The Adult Cystic Fibrosis Airway Microbiota Is Stable over Time and Infection Type, and Highly Resilient to Antibiotic Treatment of Exacerbations
Published: Wednesday, September 26, 2012
Author: Anthony A. Fodor et al.

by Anthony A. Fodor, Erich R. Klem, Deirdre F. Gilpin, J. Stuart Elborn, Richard C. Boucher, Michael M. Tunney, Matthew C. Wolfgang

Cystic fibrosis (CF) is characterized by defective mucociliary clearance and chronic airway infection by a complex microbiota. Infection, persistent inflammation and periodic episodes of acute pulmonary exacerbation contribute to an irreversible decline in CF lung function.
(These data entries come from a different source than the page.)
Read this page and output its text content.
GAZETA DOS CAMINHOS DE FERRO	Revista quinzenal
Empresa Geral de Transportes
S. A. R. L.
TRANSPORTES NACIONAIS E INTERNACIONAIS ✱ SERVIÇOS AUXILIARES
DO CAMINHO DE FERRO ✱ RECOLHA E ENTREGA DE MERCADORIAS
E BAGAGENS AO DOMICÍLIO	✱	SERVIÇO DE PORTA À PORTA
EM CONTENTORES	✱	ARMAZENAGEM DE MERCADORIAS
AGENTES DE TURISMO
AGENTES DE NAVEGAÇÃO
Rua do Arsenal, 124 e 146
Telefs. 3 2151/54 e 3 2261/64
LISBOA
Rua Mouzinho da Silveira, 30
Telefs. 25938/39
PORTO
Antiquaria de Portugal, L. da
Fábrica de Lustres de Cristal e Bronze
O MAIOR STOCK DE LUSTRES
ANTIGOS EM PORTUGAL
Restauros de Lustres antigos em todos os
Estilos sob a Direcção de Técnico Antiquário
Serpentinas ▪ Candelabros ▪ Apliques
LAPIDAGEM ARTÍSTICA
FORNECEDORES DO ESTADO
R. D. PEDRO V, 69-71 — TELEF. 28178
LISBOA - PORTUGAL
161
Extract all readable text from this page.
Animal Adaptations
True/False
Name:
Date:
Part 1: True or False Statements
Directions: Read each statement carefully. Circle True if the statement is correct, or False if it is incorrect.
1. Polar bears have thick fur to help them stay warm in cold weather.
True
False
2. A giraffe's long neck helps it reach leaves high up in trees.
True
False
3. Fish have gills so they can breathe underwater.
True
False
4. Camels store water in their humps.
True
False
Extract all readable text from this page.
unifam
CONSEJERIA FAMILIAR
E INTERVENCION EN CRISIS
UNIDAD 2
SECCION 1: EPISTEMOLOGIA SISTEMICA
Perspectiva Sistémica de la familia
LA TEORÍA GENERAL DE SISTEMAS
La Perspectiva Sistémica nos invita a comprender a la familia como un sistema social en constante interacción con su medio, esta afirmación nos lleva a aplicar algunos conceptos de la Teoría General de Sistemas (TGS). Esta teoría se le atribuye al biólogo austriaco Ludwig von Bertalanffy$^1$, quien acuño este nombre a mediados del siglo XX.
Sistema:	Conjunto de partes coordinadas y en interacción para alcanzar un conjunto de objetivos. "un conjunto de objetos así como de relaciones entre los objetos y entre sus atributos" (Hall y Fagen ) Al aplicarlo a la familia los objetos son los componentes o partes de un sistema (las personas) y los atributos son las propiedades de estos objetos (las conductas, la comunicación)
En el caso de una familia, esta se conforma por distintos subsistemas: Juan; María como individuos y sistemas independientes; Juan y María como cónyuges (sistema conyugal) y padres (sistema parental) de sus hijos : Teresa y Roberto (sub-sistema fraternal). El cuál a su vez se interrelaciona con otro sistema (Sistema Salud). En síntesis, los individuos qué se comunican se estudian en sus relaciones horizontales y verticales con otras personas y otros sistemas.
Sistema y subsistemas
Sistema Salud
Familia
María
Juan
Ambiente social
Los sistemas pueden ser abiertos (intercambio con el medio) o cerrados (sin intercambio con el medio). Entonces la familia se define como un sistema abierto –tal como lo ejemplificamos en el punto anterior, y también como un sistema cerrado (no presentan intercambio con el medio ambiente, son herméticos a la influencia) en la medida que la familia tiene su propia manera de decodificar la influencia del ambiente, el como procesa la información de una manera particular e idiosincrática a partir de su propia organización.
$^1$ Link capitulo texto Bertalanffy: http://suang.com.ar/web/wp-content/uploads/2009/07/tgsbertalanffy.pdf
While the factors leading to acute exacerbations are poorly understood, antibiotic treatment can temporarily resolve pulmonary symptoms and partially restore lung function. Previous studies indicated that exacerbations may be associated with changes in microbial densities and the acquisition of new microbial species. Given the complexity of the CF microbiota, we applied massively parallel pyrosequencing to identify changes in airway microbial community structure in 23 adult CF patients during acute pulmonary exacerbation, after antibiotic treatment and during periods of stable disease. Over 350,000 sequences were generated, representing nearly 170 distinct microbial taxa. Approximately 60% of sequences obtained were from the recognized CF pathogens Pseudomonas and Burkholderia, which were detected in largely non-overlapping patient subsets. In contrast, other taxa including Prevotella, Streptococcus, Rothia and Veillonella were abundant in nearly all patient samples. Although antibiotic treatment was associated with a small decrease in species richness, there was minimal change in overall microbial community structure. Furthermore, microbial community composition was highly similar in patients during an exacerbation and when clinically stable, suggesting that exacerbations may represent intrapulmonary spread of infection rather than a change in microbial community composition. Mouthwash samples, obtained from a subset of patients, showed a nearly identical distribution of taxa as expectorated sputum, indicating that aspiration may contribute to colonization of the lower airways. Finally, we observed a strong correlation between low species richness and poor lung function. Taken together, these results indicate that the adult CF lung microbiome is largely stable through periods of exacerbation and antibiotic treatment and that short-term compositional changes in the airway microbiota do not account for CF pulmonary exacerbations.